Correlation matrices based on Pearson test for all the determined biomarkers from patients with SARS-CoV-2 infection with encephalitis. A, Correlation matrix, corrected for age and sex, of the neurodegeneration markers analyzed in the cohort. B, Correlation matrix, corrected for age, sex, and NfL, of the cytokines and glial markers. Matrices show the value of each of the correlation coefficients; significant correlations are indicated: *P < .5, **P < .05, ***P < .001. C and D, Scatter plot adjusted for age and sex, consistent with the associated correlation matrix, representing correlation of the 80 kDa fragment with (C) sTREM2 and (D) GFAP (solid line represent the correlation, dashed lines represent the 95% confidence interval).

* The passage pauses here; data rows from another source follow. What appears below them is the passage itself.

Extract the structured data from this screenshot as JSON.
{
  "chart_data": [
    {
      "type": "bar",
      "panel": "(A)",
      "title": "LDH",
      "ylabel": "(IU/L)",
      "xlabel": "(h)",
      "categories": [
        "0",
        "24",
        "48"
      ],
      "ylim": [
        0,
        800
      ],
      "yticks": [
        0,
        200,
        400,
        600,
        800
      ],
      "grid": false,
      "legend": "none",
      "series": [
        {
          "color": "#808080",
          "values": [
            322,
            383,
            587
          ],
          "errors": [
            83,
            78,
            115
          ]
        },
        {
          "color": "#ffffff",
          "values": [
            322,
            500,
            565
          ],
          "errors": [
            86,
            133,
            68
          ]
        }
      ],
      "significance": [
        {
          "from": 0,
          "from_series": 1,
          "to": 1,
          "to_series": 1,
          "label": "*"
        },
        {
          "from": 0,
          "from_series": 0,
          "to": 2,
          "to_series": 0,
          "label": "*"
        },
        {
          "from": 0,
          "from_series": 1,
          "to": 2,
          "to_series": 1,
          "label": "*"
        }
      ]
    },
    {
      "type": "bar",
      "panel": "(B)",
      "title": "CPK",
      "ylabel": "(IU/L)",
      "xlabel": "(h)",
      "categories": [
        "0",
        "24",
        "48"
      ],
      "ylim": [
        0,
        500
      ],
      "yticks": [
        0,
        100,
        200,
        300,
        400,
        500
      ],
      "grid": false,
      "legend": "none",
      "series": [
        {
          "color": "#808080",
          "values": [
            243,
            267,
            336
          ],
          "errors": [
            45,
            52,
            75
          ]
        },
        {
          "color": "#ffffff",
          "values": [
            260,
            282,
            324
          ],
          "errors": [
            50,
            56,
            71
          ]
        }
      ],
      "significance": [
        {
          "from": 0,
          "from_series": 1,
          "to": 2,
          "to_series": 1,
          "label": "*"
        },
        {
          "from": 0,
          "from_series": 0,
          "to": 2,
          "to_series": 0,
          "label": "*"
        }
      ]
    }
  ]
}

Abbreviations: ACE2, angiotensin-converting enzyme 2; Aβ, amyloid-β; AU, arbitrary unit; GFAP, glial fibrillary acidic protein; IL-1β, interleukin 1β; NfL, neurofilament light polypeptide; P-tau, phosphorylated tau; SARS-CoV-2, severe acute respiratory syndrome coronavirus 2; sTREM2, soluble triggering receptor expressed on myeloid cells 2; TNF-α, tumor necrosis factor-α; T-tau, total tau.